I’ve learned about the incredibly vast scope of cancer. With each new ‘breakthrough’ in cancer research, it only opens the doors to another Pandora’s box with a whole plethora of complexities never seen before.
And, I’ve learned about the horrific unpredictability of cancer. Back in 2004, statistics showed that the odds of my early stage, slow growing cancer coming back was just 3%.
I’ve learned that some things in life aren’t explainable, because the science of these things has yet to be puzzled out.
I’ve learned that a future of questionable longevity, if allowed to saturate your every thought, only brings a life of vibrancy to a screeching halt long before it’s truly time.

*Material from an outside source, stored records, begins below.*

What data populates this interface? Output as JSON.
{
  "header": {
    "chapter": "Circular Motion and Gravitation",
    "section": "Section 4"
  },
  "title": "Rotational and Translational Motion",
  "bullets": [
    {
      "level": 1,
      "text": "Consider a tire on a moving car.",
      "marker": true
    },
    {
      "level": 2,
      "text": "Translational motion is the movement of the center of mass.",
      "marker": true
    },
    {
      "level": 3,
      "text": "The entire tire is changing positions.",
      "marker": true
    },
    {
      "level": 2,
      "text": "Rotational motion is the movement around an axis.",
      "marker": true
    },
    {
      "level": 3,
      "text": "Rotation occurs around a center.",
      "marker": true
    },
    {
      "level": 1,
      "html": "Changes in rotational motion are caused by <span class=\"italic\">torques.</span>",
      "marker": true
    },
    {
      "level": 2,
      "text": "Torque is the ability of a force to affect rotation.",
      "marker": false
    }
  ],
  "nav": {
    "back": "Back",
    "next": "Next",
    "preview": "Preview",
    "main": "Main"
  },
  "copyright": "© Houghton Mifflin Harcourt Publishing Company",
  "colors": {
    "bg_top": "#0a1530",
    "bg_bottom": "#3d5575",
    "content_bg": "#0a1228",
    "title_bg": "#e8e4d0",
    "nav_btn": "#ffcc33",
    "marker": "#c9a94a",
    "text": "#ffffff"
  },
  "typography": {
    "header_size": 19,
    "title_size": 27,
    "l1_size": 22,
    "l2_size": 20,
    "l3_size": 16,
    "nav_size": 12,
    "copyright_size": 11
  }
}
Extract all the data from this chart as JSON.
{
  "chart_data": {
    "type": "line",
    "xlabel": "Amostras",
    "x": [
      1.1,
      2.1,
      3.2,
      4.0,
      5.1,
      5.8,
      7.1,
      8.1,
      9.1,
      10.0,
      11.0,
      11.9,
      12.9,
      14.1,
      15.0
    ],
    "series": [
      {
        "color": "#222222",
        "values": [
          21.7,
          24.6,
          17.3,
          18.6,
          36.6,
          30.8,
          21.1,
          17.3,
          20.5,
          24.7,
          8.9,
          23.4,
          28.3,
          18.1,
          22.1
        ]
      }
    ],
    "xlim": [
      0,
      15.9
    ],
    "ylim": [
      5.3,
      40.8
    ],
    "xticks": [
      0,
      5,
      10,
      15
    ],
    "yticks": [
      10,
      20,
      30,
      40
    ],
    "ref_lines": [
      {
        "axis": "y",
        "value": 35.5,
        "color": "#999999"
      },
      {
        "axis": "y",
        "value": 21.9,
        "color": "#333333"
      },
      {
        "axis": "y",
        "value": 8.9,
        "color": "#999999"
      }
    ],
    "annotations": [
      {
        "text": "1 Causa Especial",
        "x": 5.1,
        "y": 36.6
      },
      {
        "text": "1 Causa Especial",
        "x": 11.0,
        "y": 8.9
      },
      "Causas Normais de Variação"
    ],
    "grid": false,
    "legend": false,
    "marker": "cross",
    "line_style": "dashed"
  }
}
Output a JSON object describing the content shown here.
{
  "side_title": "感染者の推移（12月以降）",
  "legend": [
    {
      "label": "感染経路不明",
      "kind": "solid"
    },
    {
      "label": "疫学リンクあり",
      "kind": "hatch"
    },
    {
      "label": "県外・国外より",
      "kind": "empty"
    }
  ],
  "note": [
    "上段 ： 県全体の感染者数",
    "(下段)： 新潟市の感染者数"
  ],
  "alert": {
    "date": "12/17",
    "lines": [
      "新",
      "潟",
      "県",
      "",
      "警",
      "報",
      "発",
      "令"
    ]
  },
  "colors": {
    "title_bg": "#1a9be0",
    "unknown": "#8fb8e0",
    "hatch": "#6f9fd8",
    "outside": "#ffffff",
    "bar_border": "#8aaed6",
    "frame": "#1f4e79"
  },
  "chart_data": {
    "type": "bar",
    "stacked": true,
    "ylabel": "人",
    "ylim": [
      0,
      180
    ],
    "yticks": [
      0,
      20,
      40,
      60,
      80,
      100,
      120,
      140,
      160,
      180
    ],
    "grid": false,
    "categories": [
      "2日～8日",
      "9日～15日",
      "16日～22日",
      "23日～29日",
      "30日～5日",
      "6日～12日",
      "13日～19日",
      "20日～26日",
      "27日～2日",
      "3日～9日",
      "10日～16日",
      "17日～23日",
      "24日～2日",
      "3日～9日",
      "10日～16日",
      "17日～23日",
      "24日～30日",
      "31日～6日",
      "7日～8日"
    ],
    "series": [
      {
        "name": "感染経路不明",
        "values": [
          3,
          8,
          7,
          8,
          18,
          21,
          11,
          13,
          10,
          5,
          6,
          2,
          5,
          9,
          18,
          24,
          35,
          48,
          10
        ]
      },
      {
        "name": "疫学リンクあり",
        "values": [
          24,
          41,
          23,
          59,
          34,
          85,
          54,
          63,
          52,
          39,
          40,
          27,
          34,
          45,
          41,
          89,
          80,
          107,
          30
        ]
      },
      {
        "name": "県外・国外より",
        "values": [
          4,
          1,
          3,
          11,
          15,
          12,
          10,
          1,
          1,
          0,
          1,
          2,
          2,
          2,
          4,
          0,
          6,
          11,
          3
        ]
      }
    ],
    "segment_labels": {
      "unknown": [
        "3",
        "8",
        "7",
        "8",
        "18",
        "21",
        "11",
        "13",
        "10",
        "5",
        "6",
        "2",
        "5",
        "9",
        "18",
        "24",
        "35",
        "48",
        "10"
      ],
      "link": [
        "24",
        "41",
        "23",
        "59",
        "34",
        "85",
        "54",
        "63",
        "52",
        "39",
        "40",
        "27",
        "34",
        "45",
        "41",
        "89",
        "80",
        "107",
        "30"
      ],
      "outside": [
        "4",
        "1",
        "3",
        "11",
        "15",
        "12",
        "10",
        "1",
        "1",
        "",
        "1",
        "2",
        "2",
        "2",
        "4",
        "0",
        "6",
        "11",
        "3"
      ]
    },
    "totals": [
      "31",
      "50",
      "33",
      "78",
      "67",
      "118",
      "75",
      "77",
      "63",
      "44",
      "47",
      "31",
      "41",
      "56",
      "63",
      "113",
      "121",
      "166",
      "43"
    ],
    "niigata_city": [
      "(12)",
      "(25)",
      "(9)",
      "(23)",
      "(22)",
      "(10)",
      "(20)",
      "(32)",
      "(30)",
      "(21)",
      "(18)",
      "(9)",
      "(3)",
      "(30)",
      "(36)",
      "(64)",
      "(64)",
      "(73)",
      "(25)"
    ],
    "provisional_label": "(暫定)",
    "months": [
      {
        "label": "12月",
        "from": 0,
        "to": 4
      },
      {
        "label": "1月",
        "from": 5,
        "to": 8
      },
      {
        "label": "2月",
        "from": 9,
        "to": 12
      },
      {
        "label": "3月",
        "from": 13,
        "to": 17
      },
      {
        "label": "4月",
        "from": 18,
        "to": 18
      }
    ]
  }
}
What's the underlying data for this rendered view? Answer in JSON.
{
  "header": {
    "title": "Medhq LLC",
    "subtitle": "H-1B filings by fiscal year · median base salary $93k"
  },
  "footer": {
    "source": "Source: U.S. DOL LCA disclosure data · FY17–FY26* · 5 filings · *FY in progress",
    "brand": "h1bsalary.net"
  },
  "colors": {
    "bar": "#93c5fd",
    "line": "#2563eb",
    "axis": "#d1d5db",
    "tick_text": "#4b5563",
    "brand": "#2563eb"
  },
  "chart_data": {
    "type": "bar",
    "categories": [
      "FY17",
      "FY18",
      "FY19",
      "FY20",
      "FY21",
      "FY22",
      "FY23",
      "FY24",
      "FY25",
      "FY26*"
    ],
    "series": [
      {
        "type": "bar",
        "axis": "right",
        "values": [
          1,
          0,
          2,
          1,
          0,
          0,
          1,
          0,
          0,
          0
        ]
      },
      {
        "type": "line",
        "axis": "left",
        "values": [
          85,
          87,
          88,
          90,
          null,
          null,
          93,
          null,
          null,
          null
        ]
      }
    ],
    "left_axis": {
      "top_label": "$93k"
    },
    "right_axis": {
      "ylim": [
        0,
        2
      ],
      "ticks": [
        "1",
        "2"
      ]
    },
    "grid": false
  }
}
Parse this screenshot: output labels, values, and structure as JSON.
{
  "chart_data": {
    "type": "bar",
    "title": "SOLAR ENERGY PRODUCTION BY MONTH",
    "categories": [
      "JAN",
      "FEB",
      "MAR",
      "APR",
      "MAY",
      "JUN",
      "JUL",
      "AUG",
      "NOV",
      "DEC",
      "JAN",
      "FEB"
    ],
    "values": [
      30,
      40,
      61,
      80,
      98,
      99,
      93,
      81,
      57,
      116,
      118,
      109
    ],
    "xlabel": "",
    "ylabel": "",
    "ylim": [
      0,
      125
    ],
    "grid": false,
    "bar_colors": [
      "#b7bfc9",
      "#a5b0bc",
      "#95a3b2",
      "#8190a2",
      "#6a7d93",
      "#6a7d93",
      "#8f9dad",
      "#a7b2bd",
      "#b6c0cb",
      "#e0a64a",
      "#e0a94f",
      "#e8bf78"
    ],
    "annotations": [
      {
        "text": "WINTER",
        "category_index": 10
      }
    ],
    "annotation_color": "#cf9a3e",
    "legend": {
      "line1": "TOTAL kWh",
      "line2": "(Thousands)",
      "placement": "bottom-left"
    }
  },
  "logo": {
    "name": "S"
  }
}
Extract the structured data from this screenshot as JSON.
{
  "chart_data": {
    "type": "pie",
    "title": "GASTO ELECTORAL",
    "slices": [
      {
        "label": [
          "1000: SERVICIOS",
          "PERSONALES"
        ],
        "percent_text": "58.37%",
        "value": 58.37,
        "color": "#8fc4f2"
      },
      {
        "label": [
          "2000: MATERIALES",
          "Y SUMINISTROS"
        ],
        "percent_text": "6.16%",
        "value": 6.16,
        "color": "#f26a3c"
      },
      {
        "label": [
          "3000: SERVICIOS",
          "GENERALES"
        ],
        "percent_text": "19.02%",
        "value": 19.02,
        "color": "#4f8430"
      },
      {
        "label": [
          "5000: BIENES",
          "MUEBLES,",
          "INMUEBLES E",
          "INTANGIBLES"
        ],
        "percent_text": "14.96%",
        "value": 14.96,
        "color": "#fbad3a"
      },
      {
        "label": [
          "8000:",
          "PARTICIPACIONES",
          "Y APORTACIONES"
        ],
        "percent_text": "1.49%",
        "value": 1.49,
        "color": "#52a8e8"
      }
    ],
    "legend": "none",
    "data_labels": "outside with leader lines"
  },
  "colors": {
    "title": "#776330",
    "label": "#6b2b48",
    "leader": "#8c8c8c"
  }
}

I’ve learned that the compassion of faceless strangers, in a cyberspace network of support specifically formed for those who share my same diagnosis, can move me to tears just by reading their own stories; stories of fear, of strength, of perseverance and of acceptance.
I’ve learned that the power of knowledge can bring a sense of control, even when control in the context of science is nothing more than a wishful yearning.
And I’ve recently been reminded that nothing, NOTHING can be taken for granted. Those whom we love can be taken from us unexpectedly, at any moment, in the blink of an eye.
I try not to waste a single moment dwelling on the road ahead. No one knows what is coming. No one.
And while I thank God that I am navigating this world with the support of family and friends whose love envelops me, I am feeling sadness that there are so many others, whose friendships I’ve cherished over many years, that suffer from the unpredictability of science, and whose struggles are far more daunting than my own.
I imagine most people, when diagnosed with cancer, feel the same overwhelming challenge I did back in 2004 and again just one year ago: the challenge of staying anchored in the ‘here and now’.
It’s a learned skill, and cancer taught me that too.